The UK Equity Income sector also saw outflows during the year, while the IA UK Smaller Companies sector, which produced one of the best sector average returns in 2017, only attracted £138m during the year, illustrating that investors have turned their backs on their own shores this year.
So what have they missed out on? Over the year to 18 December, data from FE Analytics shows that the average fund in the IA UK All Companies sector returned 11.91% over the time period, marginally ahead of the FTSE All-Share which was up 10.74%. For comparison purposes, the FTSE 100 was up just 9.67% as large caps generally struggled throughout the year.
The problem with shunning the UK all together, as Laith Khalaf, senior analyst Hargreaves Lansdown, points out, is not only are you missing out on diversification, but also exposure to some of the “best fund managers in the world”.
Size isn’t everything
Indeed, in 2017 just four funds out of the 247 funds in the UK All Companies sector witnessed negative performance. Taking the honour for the best performer was Peter Webb’s Elite Webb Capital Smaller Companies Income & Growth Fund, which year-to-date is up 39.41%. At just £2.6m this performance was missed out by many, despite it also being first quartile over three and five years.
Continuing the theme of biggest not necessarily being best, ranking second was the £125m MI Chelverton UK Equity Growth Fund, which managed by David Taylor and James Baker returned 30.64% during 2017. Taking third spot was the £44m Unicorn UK Growth Fund, which managed by Fraser Mackersie, was up 29.9%.
Turning to the UK Smaller Companies sector, Nick Williamson’s £358m OId Mutual UK Smaller Companies Focus Fund topped the rankings with an impressive 43.34% gain. In second spot was the £207m Jupiter UK Smaller Companies Fund, which rose 38.41%, with James Thorne’s £226m Threadneedle UK Smaller Companies Fund completing the top three with a gain of 33.22%.

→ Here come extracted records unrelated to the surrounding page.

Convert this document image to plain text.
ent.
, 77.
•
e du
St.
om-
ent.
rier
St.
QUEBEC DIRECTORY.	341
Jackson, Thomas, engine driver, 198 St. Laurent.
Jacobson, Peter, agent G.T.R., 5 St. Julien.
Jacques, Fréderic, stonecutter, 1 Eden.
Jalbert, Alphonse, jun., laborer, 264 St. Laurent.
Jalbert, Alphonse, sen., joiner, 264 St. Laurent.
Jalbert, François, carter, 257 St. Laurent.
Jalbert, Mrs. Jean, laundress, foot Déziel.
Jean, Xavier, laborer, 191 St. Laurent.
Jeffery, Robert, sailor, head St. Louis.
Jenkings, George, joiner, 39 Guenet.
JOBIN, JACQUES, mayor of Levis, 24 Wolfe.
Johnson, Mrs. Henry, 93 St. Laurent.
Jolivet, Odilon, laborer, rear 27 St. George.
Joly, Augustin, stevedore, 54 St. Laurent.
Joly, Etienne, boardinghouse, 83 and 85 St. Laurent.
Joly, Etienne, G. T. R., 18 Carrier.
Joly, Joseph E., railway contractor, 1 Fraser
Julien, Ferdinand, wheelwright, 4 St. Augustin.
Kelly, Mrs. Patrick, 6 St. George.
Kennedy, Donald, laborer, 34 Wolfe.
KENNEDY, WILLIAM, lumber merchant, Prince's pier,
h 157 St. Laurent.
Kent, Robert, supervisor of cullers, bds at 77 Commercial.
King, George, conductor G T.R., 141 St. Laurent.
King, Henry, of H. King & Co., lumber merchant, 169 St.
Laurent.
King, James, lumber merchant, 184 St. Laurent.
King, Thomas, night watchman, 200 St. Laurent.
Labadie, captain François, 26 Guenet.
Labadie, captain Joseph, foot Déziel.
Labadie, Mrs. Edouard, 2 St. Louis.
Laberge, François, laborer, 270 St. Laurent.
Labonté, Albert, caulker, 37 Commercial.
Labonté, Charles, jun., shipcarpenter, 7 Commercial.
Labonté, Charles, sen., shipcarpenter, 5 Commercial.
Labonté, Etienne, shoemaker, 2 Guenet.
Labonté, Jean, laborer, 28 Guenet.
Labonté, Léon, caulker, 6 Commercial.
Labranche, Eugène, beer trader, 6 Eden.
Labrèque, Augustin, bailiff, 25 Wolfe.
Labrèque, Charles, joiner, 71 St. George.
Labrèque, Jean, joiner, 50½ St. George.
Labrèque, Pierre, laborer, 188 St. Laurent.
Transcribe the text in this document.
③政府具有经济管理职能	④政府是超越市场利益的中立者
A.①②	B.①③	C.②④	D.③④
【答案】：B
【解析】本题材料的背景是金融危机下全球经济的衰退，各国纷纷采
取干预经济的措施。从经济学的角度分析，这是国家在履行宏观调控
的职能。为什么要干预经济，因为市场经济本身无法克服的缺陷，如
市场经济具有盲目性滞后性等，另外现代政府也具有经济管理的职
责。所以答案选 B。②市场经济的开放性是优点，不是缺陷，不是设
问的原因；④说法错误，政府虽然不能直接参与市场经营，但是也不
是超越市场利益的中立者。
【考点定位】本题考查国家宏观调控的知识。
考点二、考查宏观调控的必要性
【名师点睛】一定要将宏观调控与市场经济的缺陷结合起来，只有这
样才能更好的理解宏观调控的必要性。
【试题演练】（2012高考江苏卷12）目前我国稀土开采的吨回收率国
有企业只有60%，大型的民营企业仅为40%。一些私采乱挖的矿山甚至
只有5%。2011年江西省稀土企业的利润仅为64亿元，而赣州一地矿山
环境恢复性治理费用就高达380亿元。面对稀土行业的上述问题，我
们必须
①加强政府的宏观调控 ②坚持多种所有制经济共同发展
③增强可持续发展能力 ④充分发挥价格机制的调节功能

“Despite the multiple headwinds that the UK economy faced in 2017, UK stock markets performed well in absolute terms and the mid and small-cap parts of the market performed relatively well compared to the broader UK market,” says Mark Martin, head of UK equities and manager of the Neptune UK Mid Cap Opportunities fund.
“The strong relative and absolute performance of the FTSE 250 Index reflected relatively low valuations for the index, and bearish sentiment at the start of the year,” he adds. “It is also important to remember that the constituents of the mid cap index in aggregate generate approximately half their revenues from outside the UK. Encouragingly, smaller companies within the UK market also benefitted from increased M&A volumes.”
Ben Yearsley, a director at Shore Financial Planning, says that after a stellar year for the index in 2016, this year was always going to be more subdued from an index perspective. As such, he argues it is no surprise that active funds have outperformed.
“I think the UK market is ripe for stockpickers and active funds both in 2017 and 2018,” he says. “The market is split in valuation terms between the haves and have nots, namely international and domestic earners. At some point the valuation difference will either narrow or switch. This big sector rotation will probably mean the market moves sideways, but the opportunity will be there for active funds.”